Menurut Ni’am, fatwa tersebut disusun sebagai kesadaran penuh organisasi entitas ulama untuk menghadirkan pranata agama sebagai solusi yang dihadapi oleh umat dan bangsa, guna kepentingan mencegah, menangani dan juga menanggulangi Covid-19.

“Serta dampak ikutannya, baik dampak kesehatan, dampak sosial, maupun dampak ekonomi,” ujar Ni’am di Media Center Gugus Tugas Percepatan Penanganan Covid-19, Graha Badan Nasional Penanggulangan Bencana (BNPB), Jakarta, Senin, 18 Mei 2020.

Ni’am menjelaskan, dana zakat boleh dimanfaatkan untuk kepentingan penanggulangan pandemi Covid-19, mengingat salah satu dampak serius yang juga memerlukan penanganan selain aspek kesehatan, yakni aspek ekonomi.

“Oleh karena itu Komisi Fatwa MUI menegaskan bahwa zakat boleh dimanfaatkan untuk kepentingan penanggulangan wabah Covid-19, dan dampaknya, dengan ketentuan-ketentuan tentunya,” katanya.

Pertama, kata dia, jika didistribusikan untuk kepentingan penerima zakat secara langsung, penerima adalah merupakan salah satu di antara delapan golongan yang berhak menerima zakat atau asnaf yang sudah ditetapkan. Kedelapan kelompok itu adalah kaum fakir, miskin, amil, mualaf, yang terlilit utang, perbudakan, memerdekakan budak, ibnu sabil, dan atau fisabilillah.

Menurutnya, distribusi zakat dapat digunakan untuk kepentingan modal kerja, atau berbentuk uang tunai, berbentuk makanan pokok, keperluan pengobatan, atau hal yang sangat dibutuhkan oleh mustahik.

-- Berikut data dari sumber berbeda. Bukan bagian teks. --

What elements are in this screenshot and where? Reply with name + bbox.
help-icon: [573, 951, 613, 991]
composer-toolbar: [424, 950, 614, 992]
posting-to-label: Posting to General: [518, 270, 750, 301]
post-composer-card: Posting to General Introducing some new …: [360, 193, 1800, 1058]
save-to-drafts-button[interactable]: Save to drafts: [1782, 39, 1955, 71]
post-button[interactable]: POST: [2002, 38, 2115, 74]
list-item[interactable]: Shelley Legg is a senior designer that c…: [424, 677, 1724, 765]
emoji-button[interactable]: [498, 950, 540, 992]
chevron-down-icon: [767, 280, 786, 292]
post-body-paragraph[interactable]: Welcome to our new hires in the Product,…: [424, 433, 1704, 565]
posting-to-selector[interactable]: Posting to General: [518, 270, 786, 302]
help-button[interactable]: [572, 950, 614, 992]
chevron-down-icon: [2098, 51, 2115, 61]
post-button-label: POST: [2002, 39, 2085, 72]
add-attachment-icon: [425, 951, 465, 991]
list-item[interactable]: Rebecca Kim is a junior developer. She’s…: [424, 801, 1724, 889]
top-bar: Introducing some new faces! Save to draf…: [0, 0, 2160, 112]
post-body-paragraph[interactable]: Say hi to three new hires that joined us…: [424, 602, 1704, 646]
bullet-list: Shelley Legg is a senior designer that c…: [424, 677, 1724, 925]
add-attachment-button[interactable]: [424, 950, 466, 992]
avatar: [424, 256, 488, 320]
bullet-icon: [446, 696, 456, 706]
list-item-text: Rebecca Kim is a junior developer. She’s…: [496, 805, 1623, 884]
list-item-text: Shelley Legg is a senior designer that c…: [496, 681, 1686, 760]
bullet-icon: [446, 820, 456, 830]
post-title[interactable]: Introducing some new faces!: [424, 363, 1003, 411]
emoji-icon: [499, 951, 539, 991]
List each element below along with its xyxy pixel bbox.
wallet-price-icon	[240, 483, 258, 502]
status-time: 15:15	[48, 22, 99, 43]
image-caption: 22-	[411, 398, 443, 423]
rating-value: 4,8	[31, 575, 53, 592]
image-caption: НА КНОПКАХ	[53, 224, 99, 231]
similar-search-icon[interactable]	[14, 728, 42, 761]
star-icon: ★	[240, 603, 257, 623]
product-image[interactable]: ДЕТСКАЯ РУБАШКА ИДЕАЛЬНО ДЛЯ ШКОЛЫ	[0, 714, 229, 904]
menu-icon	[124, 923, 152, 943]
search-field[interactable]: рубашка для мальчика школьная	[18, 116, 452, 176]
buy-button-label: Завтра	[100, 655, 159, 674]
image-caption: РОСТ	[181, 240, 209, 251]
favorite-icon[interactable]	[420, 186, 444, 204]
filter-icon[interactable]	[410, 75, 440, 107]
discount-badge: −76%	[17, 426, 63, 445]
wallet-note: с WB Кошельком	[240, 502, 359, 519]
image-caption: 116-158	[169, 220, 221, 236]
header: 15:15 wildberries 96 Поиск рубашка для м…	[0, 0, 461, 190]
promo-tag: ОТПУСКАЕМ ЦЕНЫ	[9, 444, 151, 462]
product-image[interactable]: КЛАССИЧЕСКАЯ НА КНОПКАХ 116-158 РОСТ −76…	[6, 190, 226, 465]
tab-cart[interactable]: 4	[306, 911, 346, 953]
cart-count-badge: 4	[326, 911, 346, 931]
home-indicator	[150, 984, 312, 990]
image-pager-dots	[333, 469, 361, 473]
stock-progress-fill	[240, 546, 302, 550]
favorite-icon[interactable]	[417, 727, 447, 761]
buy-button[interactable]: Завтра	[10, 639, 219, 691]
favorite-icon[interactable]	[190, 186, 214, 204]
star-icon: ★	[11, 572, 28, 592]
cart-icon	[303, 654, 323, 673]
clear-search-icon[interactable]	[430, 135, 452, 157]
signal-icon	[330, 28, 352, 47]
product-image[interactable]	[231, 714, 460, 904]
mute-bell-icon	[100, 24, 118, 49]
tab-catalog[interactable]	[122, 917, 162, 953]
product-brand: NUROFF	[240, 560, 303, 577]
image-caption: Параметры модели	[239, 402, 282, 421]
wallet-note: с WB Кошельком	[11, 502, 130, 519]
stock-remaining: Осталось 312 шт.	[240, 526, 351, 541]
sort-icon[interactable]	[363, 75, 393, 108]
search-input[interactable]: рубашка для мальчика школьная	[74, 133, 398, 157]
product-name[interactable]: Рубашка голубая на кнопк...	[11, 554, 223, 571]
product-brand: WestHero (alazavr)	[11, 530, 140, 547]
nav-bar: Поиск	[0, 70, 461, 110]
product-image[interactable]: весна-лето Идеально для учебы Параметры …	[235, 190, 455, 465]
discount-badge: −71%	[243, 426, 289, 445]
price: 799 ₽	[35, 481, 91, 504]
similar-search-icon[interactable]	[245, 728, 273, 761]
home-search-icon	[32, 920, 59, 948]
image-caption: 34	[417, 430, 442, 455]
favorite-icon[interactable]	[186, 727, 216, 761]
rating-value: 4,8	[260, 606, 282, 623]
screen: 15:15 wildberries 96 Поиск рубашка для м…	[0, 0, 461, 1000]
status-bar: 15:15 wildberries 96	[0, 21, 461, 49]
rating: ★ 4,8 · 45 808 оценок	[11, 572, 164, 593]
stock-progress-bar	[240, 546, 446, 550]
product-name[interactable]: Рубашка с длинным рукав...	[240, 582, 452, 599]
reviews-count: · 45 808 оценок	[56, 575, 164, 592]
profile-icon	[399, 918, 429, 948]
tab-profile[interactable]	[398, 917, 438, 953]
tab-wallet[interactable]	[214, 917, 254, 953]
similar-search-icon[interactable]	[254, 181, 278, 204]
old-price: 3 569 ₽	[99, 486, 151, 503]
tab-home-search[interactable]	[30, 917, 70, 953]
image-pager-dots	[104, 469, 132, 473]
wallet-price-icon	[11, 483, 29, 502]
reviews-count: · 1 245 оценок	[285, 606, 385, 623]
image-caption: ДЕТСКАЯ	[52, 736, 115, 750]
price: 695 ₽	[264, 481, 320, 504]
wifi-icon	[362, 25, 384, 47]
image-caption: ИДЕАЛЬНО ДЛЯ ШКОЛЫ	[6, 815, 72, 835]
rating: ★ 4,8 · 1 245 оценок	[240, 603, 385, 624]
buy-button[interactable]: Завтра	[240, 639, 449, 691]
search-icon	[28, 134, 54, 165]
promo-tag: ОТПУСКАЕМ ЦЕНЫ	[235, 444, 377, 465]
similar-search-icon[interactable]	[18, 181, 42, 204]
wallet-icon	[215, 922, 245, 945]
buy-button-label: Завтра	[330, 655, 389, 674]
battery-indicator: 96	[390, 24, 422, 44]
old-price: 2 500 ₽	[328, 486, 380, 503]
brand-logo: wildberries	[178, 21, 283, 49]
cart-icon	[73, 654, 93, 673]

Bahkan dalam hal ini, pemanfaatan harta zakat juga boleh bersifat produktif, seperti untuk kepentingan stimulasi kegiatan ekonomi fakir miskin yang terdampak wabah.

Selanjutnya, apabila didistribusi untuk kepentingan kemaslahatan umum, hal itu dimungkinkan dengan mengambil salah satu di antara 8 golongan yang berhak menerima zakat atau asnaf.

“Yaitu asnaf fi sabilillah atau yang berjuang di jalan Allah, pemanfaatan dalam bentuk aset kelolaan atau layanan bagi kemaslahatan umum, khususnya bagi kemaslahatan mustahik atau penerima zakat,” ujar Asrorun.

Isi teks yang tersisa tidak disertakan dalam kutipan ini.